The five major qualities of a good school leader

by Brett Henebery11 Mar 2015

Rather than sifting through the myriad of existing studies into effective leadership, why not take a look at the breakdown?

Dr Kathryn Holmes, senior lecturer at University of Newcastle, says that after reviewing numerous research studies into what makes a good school principal, she found “a broad agreement” as to the best leadership qualities.

In an article published on the Australian Association for Research in Education (AARE) website, Holmes reduced the list down to five “major qualities”.

 
Lead the creation of a shared vision

Firstly principals need to be able to lead the creation of a shared vision for their school. It should have a clear moral purpose and achievable goals.
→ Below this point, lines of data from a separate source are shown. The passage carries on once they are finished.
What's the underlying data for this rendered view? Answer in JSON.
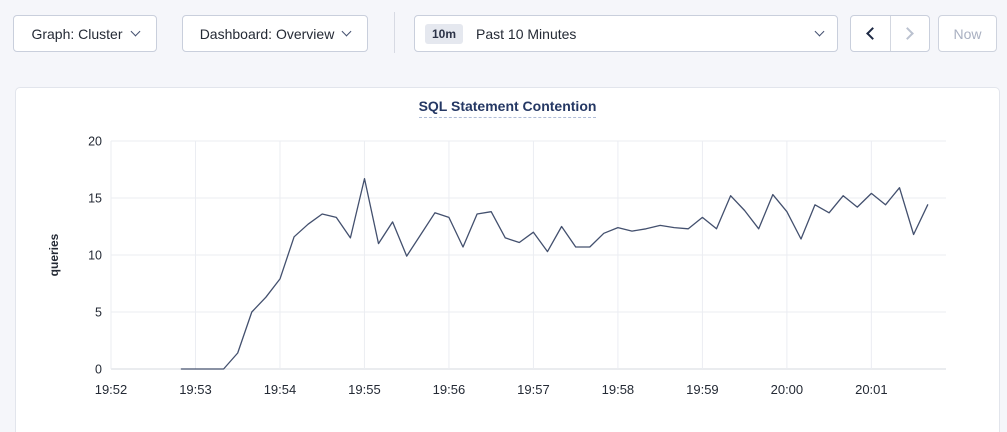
{
  "toolbar": {
    "graph_dropdown": {
      "label": "Graph: Cluster"
    },
    "dashboard_dropdown": {
      "label": "Dashboard: Overview"
    },
    "time_range": {
      "badge": "10m",
      "label": "Past 10 Minutes"
    },
    "now_button": {
      "label": "Now"
    },
    "icons": {
      "graph_chevron": "chevron-down",
      "dashboard_chevron": "chevron-down",
      "time_chevron": "chevron-down",
      "prev": "chevron-left",
      "next": "chevron-right"
    }
  },
  "chart_data": {
    "type": "line",
    "title": "SQL Statement Contention",
    "ylabel": "queries",
    "ylim": [
      0,
      20
    ],
    "yticks": [
      0,
      5,
      10,
      15,
      20
    ],
    "x_tick_labels": [
      "19:52",
      "19:53",
      "19:54",
      "19:55",
      "19:56",
      "19:57",
      "19:58",
      "19:59",
      "20:00",
      "20:01"
    ],
    "x_tick_seconds": [
      0,
      60,
      120,
      180,
      240,
      300,
      360,
      420,
      480,
      540
    ],
    "x_domain_seconds": [
      0,
      593
    ],
    "grid": true,
    "legend": "none",
    "series": [
      {
        "name": "queries",
        "start_second": 50,
        "interval_seconds": 10,
        "values": [
          0,
          0,
          0,
          0,
          1.4,
          5.0,
          6.3,
          7.9,
          11.6,
          12.7,
          13.6,
          13.3,
          11.5,
          16.7,
          11.0,
          12.9,
          9.9,
          11.8,
          13.7,
          13.3,
          10.7,
          13.6,
          13.8,
          11.5,
          11.1,
          12.0,
          10.3,
          12.5,
          10.7,
          10.7,
          11.9,
          12.4,
          12.1,
          12.3,
          12.6,
          12.4,
          12.3,
          13.3,
          12.3,
          15.2,
          13.9,
          12.3,
          15.3,
          13.8,
          11.4,
          14.4,
          13.7,
          15.2,
          14.2,
          15.4,
          14.4,
          15.9,
          11.8,
          14.4
        ]
      }
    ],
    "colors": {
      "line": "#43506e",
      "grid": "#ebedf2",
      "zero_axis": "#d5d8df",
      "tick_text": "#242a35",
      "title": "#253864"
    }
  }
}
School staff need to feel as though they have had a big say in what that vision is and how it will be achieved.
 
Pay attention to those you work with

Secondly, principals should pay attention to the individual people they are working with. Building relationships is important. Not only should principals develop trust between each member and themselves but they should also help build a feeling of trust among staff members in general. Principals should get to know each staff member well enough to be able to help and encourage them with their teaching work.
 
Draw on multiple sources of information to solve problems

Thirdly, they should draw on multiple sources of information to solve problems as they arise. This is not just a matter of building a network of people to go to for help or advice but to be open to looking at a wide range of data about the school and its performance. It also means principals need to be flexible enough to change school procedures and arrangements where necessary.
 
Have a sustained focus on the core business of schooling

Fourthly principals should have a sustained focus on the core business of schooling, that is, teaching and learning.
 
See beyond the school walls

Lastly principals need to be able to see beyond the school walls. They should understand and be able to build links with their local community. They should be aware of the political landscape within which the school and community operates.